The Fate of Earth: The Young Ones operates on a field of realism. Earth is a dust bowl. The government regulates the water supply. Citizens raid one another seeking the elixir of life. Flem Lever (Nicholas Hoult) has no doubt he can convince/bribe the workers building the pipeline to bring water to his land, an effort initiated by Ernest Holm (Michael Shannon). Both Flem and Ernest are relentless in achieving their the goal, succeeding through manipulation, and encountering death.

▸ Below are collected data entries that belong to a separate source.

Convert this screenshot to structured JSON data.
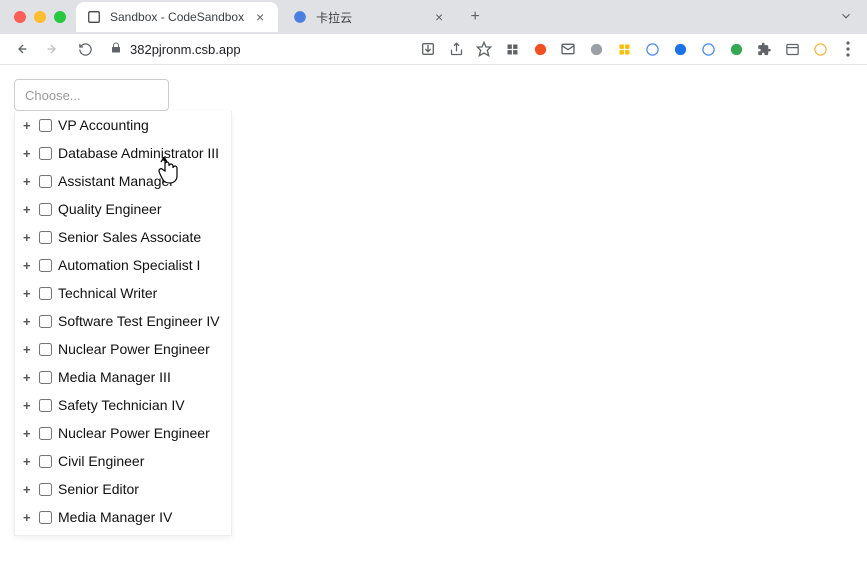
{
  "browser": {
    "tabs": [
      {
        "title": "Sandbox - CodeSandbox",
        "favicon": "codesandbox",
        "active": true
      },
      {
        "title": "卡拉云",
        "favicon": "blue-circle",
        "active": false
      }
    ],
    "url": "382pjronm.csb.app"
  },
  "combobox": {
    "placeholder": "Choose...",
    "value": "",
    "options": [
      "VP Accounting",
      "Database Administrator III",
      "Assistant Manager",
      "Quality Engineer",
      "Senior Sales Associate",
      "Automation Specialist I",
      "Technical Writer",
      "Software Test Engineer IV",
      "Nuclear Power Engineer",
      "Media Manager III",
      "Safety Technician IV",
      "Nuclear Power Engineer",
      "Civil Engineer",
      "Senior Editor",
      "Media Manager IV"
    ]
  }
}
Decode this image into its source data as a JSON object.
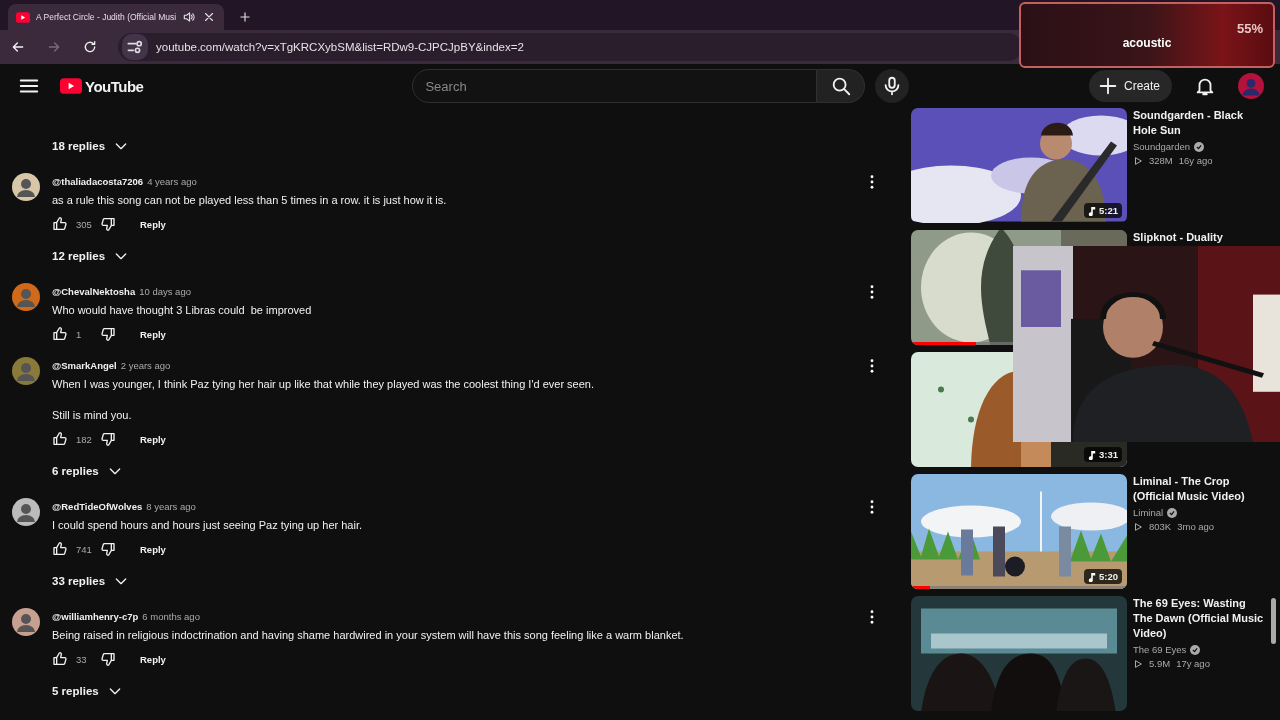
{
  "browser": {
    "tab": {
      "title": "A Perfect Circle - Judith (Official Musi"
    },
    "address": "youtube.com/watch?v=xTgKRCXybSM&list=RDw9-CJPCJpBY&index=2"
  },
  "header": {
    "logo": "YouTube",
    "search": {
      "placeholder": "Search"
    },
    "create": "Create"
  },
  "comments": {
    "leading_replies": "18 replies",
    "items": [
      {
        "author": "@thaliadacosta7206",
        "time": "4 years ago",
        "paragraphs": [
          "as a rule this song can not be played less than 5 times in a row. it is just how it is."
        ],
        "likes": "305",
        "reply": "Reply",
        "replies": "12 replies"
      },
      {
        "author": "@ChevalNektosha",
        "time": "10 days ago",
        "paragraphs": [
          "Who would have thought 3 Libras could  be improved"
        ],
        "likes": "1",
        "reply": "Reply"
      },
      {
        "author": "@SmarkAngel",
        "time": "2 years ago",
        "paragraphs": [
          "When I was younger, I think Paz tying her hair up like that while they played was the coolest thing I'd ever seen.",
          "Still is mind you."
        ],
        "likes": "182",
        "reply": "Reply",
        "replies": "6 replies"
      },
      {
        "author": "@RedTideOfWolves",
        "time": "8 years ago",
        "paragraphs": [
          "I could spend hours and hours just seeing Paz tying up her hair."
        ],
        "likes": "741",
        "reply": "Reply",
        "replies": "33 replies"
      },
      {
        "author": "@williamhenry-c7p",
        "time": "6 months ago",
        "paragraphs": [
          "Being raised in religious indoctrination and having shame hardwired in your system will have this song feeling like a warm blanket."
        ],
        "likes": "33",
        "reply": "Reply",
        "replies": "5 replies"
      }
    ]
  },
  "up_next": [
    {
      "title": "Soundgarden - Black Hole Sun",
      "channel": "Soundgarden",
      "verified": true,
      "views": "328M",
      "age": "16y ago",
      "duration": "5:21"
    },
    {
      "title": "Slipknot - Duality",
      "progress": {
        "level": 0.3
      }
    },
    {
      "duration": "3:31"
    },
    {
      "title": "Liminal - The Crop (Official Music Video)",
      "channel": "Liminal",
      "verified": true,
      "views": "803K",
      "age": "3mo ago",
      "duration": "5:20",
      "progress": {
        "level": 0.09
      }
    },
    {
      "title": "The 69 Eyes: Wasting The Dawn (Official Music Video)",
      "channel": "The 69 Eyes",
      "verified": true,
      "views": "5.9M",
      "age": "17y ago"
    }
  ],
  "overlay": {
    "reading": "55%",
    "label": "acoustic"
  }
}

It’s So Fluffy: Young Ones suffers from discontinuity and filler fluff. From the role of the questionable mother, to the appearance of Jerome Holm’s (Kodi Smit-McPhee) possible love interest “Ears” to the conflict with Flem and Mary Holm (Elle Fanning). A malformed idea resides in the lack of water itself. Although not freely available, the population is able to get drinking water, but from where? As if to alleviate any continuity mishaps, the chapter transitions from one character to another. This is particularly unnecessary for a movie that is not mentally complex and does not have a long duration. To recap: it’s fluffy.
Relief from the Drought: This sci-fi Western does have a few wins. Jerome provides all of the complexity and emotional growth that the other characters lack. Director, Jake Paltrow, grants a challenge for all actors, to deliver a performance without countless line to support the build-up and the fall of a character. To accomplish this, is to rely on the effectiveness of the lines that are actually spoken, to utilize the environment and to transform a perceived weakness into a strength. Young Ones is a public service announcement disguised as a movie, as dire as that sounds, it’s not awful and somehow it works. In regards to water conservation, two points are hit: the effects of global warming (C’mon, it’s real!) and bringing awareness to those who currently do not have drinkable water available. An underlying issue is the plight of small, family-operated farms and their future. Overall, Jerome is reason enough to lend 100 minutes of your time.
Final Thoughts: Although Young Ones lacks clarity in the plot and muddles through a bunch of fluff, Jerome makes this a film worth paying attention to.